Like other drugs that inhibit prostaglandin synthetase activity, diclofenac sodium and other NSAIDs can precipitate bronchospasm if administered to patients suffering from, or with a previous history of bronchial asthma.
Injection site reactions:
Injection site reactions have been reported after the administration of diclofenac intramuscularly, including injection site necrosis and embolia cutis medicamentosa, also known as Nicolau syndrome (particularly after inadvertent subcutaneous administration).

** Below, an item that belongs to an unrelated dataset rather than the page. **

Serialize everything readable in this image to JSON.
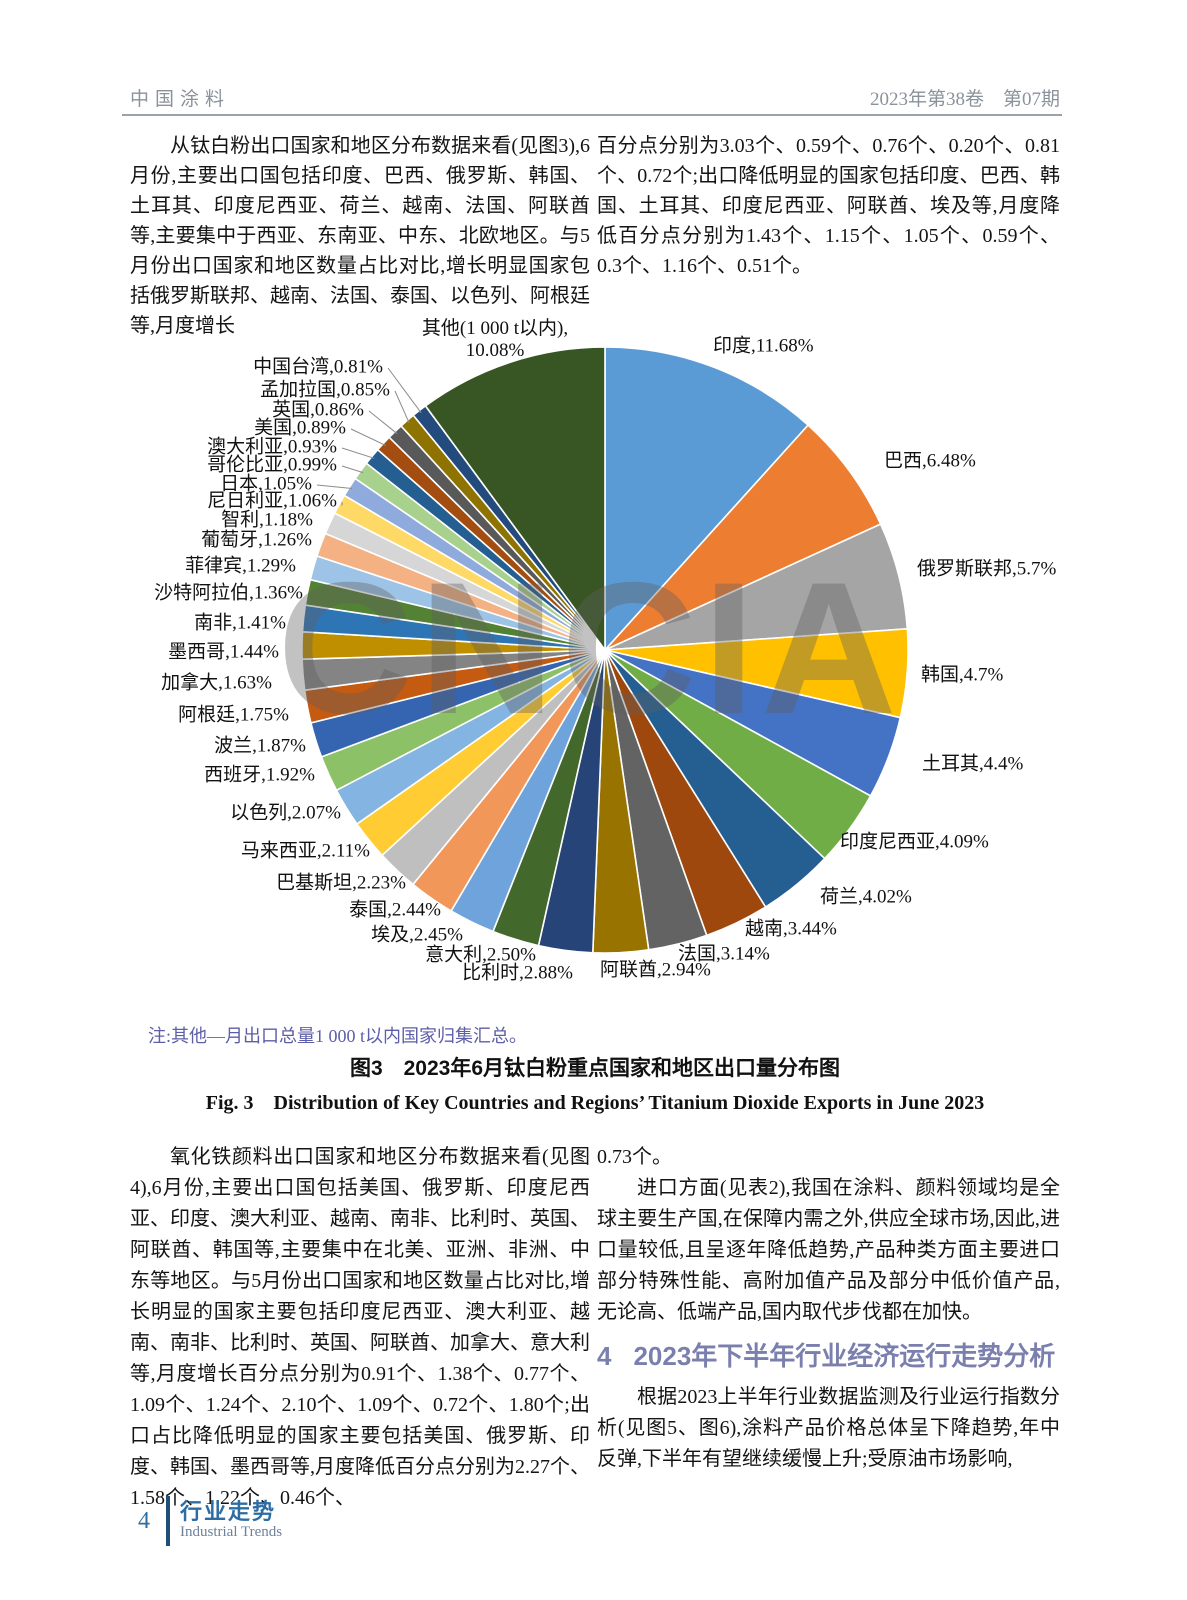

Appropriate needle selection and injection technique should be followed during intramuscular administration of diclofenac (see section 4.2).
Female fertility:
The use of Abitren Teva 75mg/3 ml may impair female fertility and is not recommended in women attempting to conceive. In women who may have difficulties conceiving or who are undergoing investigation of infertility, withdrawal of Abitren Teva 75mg/3 ml should be considered (see section 4.6 Fertility, pregnancy and lactation).

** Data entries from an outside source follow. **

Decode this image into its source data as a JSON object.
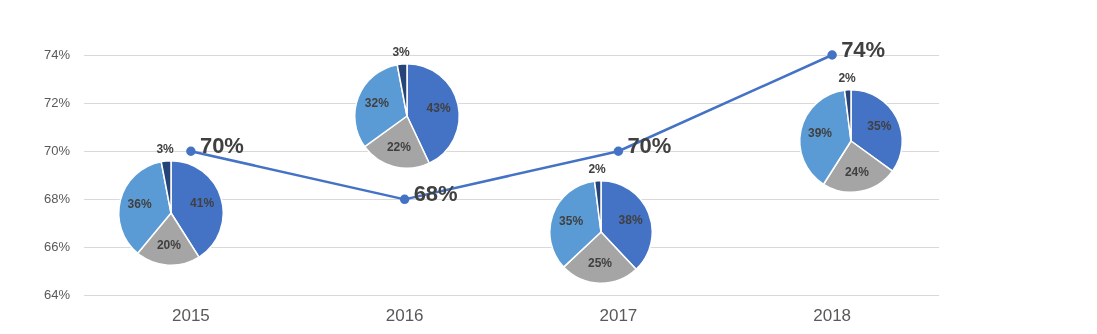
{
  "chart_data": [
    {
      "type": "line",
      "categories": [
        "2015",
        "2016",
        "2017",
        "2018"
      ],
      "values": [
        70,
        68,
        70,
        74
      ],
      "value_labels": [
        "70%",
        "68%",
        "70%",
        "74%"
      ],
      "color": "#4472c4",
      "marker": "circle",
      "ylim": [
        64,
        74
      ],
      "yticks": [
        {
          "value": 64,
          "label": "64%"
        },
        {
          "value": 66,
          "label": "66%"
        },
        {
          "value": 68,
          "label": "68%"
        },
        {
          "value": 70,
          "label": "70%"
        },
        {
          "value": 72,
          "label": "72%"
        },
        {
          "value": 74,
          "label": "74%"
        }
      ],
      "grid": "y",
      "legend": false
    },
    {
      "type": "pie",
      "categories": [
        null,
        null,
        null,
        null
      ],
      "values": [
        41,
        20,
        36,
        3
      ],
      "value_labels": [
        "41%",
        "20%",
        "36%",
        "3%"
      ],
      "colors": [
        "#4472c4",
        "#a5a5a5",
        "#5b9bd5",
        "#264478"
      ]
    },
    {
      "type": "pie",
      "categories": [
        null,
        null,
        null,
        null
      ],
      "values": [
        43,
        22,
        32,
        3
      ],
      "value_labels": [
        "43%",
        "22%",
        "32%",
        "3%"
      ],
      "colors": [
        "#4472c4",
        "#a5a5a5",
        "#5b9bd5",
        "#264478"
      ]
    },
    {
      "type": "pie",
      "categories": [
        null,
        null,
        null,
        null
      ],
      "values": [
        38,
        25,
        35,
        2
      ],
      "value_labels": [
        "38%",
        "25%",
        "35%",
        "2%"
      ],
      "colors": [
        "#4472c4",
        "#a5a5a5",
        "#5b9bd5",
        "#264478"
      ]
    },
    {
      "type": "pie",
      "categories": [
        null,
        null,
        null,
        null
      ],
      "values": [
        35,
        24,
        39,
        2
      ],
      "value_labels": [
        "35%",
        "24%",
        "39%",
        "2%"
      ],
      "colors": [
        "#4472c4",
        "#a5a5a5",
        "#5b9bd5",
        "#264478"
      ]
    }
  ]
}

Excipient(s) with known effect
This medicine contains 600 mg propylene glycol per 3 ml ampoule which is equivalent to 200 mg/ml.
This medicine contains 120 mg benzyl alcohol per 3 ml ampoule which is equivalent to 40 mg/ml. Benzyl alcohol may cause allergic reactions. Ask your doctor or pharmacist for advice if you are pregnant or breast-feeding or if you have liver or kidney disease. This is because large amounts of benzyl alcohol can build up in your body and may cause side effects (called 'metabolic acidosis').
This medicine contains less than 1mmol sodium (23 mg) per 3 ml ampoule, that is to say essentially 'sodium-free'.

Effects on Driving

4.7    Effects on ability to drive and use machines

Patients who experience visual disturbances, dizziness, vertigo, somnolence, central nervous system disturbances, drowsiness or fatigue while taking NSAIDs should refrain from driving or operating machinery.